O presidente Luiz Inácio Lula da Silva convocou, para a manhã desta sexta-feira (10/6) no Palácio do Planalto, uma reunião ampla sobre a estratégia do governo para minerais críticos e estratégicos. Participam o vice-presidente Geraldo Alckmin, ministros de áreas-chave — Casa Civil, Fazenda, Relações Exteriores, Desenvolvimento, Indústria, Minas e Energia, Planejamento, Ciência e Tecnologia, Meio Ambiente e Defesa — além do presidente do BNDES e assessores da Presidência. O setor produtivo e pesquisadores da Poli‑USP, UFABC e IFRN também foram chamados, assim como a Vale, que irá enviar executivo técnico.

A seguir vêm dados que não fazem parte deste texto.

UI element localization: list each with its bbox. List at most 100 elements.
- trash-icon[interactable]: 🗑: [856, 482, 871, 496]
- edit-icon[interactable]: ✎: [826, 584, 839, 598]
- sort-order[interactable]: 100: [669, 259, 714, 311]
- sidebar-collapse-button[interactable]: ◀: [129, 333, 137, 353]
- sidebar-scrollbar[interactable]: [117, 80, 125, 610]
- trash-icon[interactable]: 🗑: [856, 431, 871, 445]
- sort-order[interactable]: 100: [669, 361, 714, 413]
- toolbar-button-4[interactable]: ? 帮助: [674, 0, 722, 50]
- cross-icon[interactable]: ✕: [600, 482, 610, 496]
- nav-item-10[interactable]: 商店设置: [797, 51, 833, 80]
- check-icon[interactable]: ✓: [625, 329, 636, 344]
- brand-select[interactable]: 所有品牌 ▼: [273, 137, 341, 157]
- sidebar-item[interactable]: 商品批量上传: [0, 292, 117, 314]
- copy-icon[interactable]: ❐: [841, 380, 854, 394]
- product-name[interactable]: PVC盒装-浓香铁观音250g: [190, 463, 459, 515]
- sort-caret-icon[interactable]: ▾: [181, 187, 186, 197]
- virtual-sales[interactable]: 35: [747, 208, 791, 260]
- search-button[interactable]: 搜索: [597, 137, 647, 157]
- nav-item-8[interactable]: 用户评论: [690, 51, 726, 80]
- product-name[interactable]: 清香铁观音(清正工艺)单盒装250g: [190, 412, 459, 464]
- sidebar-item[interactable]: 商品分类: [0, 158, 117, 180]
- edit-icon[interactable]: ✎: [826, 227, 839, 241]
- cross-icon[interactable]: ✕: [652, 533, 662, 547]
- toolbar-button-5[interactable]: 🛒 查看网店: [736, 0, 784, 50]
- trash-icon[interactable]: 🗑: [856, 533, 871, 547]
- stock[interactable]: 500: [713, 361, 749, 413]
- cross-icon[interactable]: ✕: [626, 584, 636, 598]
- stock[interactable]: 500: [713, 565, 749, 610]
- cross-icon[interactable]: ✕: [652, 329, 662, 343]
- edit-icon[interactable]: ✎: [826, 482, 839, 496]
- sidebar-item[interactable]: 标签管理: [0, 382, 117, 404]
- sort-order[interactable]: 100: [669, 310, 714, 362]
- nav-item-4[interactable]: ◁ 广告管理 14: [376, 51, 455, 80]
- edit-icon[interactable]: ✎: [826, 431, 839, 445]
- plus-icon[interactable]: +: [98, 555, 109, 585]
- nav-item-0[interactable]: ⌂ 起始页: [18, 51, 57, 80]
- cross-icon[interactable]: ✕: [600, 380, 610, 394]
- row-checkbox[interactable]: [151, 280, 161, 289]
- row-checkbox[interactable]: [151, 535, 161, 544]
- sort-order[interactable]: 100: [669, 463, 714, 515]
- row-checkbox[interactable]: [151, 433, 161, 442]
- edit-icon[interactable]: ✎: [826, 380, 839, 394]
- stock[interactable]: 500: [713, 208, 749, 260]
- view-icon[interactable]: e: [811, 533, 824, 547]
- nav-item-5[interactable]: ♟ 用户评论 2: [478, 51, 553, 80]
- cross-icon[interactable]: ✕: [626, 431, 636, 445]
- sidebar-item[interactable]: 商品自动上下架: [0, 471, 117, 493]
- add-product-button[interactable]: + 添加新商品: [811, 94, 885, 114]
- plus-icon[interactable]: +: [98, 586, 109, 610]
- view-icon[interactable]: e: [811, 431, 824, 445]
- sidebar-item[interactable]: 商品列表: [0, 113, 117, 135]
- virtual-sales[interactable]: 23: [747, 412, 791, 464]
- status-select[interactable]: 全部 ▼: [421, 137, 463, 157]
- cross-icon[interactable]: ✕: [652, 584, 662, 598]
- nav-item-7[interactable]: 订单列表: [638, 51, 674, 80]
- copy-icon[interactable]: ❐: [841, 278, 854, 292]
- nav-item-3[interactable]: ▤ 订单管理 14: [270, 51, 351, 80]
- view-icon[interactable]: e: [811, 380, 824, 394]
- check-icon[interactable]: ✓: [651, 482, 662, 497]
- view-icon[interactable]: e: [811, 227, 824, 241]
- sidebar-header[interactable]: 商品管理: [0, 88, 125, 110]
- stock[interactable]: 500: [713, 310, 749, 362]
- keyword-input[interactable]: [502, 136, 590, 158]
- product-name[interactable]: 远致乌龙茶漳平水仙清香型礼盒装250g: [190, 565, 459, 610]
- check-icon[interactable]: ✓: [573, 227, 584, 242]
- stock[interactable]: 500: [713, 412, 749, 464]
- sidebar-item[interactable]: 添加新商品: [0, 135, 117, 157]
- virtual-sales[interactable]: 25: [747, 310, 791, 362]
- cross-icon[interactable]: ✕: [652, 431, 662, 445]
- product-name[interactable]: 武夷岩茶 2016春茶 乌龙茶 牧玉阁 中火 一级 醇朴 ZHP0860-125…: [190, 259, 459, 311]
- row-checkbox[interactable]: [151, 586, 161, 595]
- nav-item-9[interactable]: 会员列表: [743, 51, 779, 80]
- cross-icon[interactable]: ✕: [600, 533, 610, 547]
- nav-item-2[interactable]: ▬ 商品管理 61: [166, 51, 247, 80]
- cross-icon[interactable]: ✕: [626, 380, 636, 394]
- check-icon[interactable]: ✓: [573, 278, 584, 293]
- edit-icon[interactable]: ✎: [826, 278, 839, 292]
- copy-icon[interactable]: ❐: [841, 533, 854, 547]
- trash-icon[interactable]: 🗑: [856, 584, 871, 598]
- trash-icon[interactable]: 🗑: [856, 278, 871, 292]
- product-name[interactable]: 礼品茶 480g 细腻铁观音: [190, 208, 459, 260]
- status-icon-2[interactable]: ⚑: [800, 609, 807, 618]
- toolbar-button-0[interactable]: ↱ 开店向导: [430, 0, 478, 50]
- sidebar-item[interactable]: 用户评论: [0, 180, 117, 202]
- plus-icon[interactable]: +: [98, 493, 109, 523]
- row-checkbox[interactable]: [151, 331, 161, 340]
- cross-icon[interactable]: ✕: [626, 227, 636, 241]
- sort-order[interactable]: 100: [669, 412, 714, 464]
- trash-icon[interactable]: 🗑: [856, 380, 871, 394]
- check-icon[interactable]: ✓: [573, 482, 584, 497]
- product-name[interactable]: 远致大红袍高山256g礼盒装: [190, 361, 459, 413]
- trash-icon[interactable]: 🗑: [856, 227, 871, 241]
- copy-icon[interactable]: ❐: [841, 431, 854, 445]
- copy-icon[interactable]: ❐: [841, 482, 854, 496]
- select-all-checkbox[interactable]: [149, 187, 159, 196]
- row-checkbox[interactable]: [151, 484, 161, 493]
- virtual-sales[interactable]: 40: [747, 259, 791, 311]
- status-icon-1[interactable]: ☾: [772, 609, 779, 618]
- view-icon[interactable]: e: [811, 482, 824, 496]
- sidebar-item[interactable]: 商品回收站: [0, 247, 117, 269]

O encontro ocorre no mesmo momento em que o Senado avalia o projeto aprovado pela Câmara que cria a Política Nacional de Minerais Críticos e Estratégicos. A proposta prevê um conselho presidido pela Presidência da República com poder para definir prioridades, classificar minerais estratégicos e analisar operações sensíveis — entre elas aquisição de ativos por estrangeiros e contratos de offtake. O texto abre ainda espaço regulatório para mecanismos de agregação de valor, como exigências de beneficiamento, rastreabilidade e ampliação das obrigações de informação por parte das empresas.

Do ponto de vista político e econômico, a reunião faz dois sinais simultâneos: busca demonstrar que o governo quer controlar a agenda estratégica do setor e tenta dar respostas a investidores e parceiros internacionais, num contexto em que o Brasil detém as segundas maiores reservas mundiais desses minerais, atrás apenas da China. Ao mesmo tempo, admite-se na agenda um dilema clássico: conciliar abertura a investimentos com salvaguardas sobre ativos considerados sensíveis. A concentração chinesa no processamento e refino permanece como fator de pressão externa e interna.

A relevância prática do encontro dependerá do acabamento regulatório e da tramitação no Senado. A criação de um mecanismo centralizado de decisão remete a um reforço da coordenação governamental, mas também pode elevar o grau de intervenção estatal e gerar insegurança regulatória se regras e critérios não forem claros. Para o governo, a prioridade é dar previsibilidade à cadeia industrial de alta tecnologia; para a oposição e investidores, será essencial avaliar como o novo desenho afetará competição, atratividade de projetos e compromissos de valor agregado no país.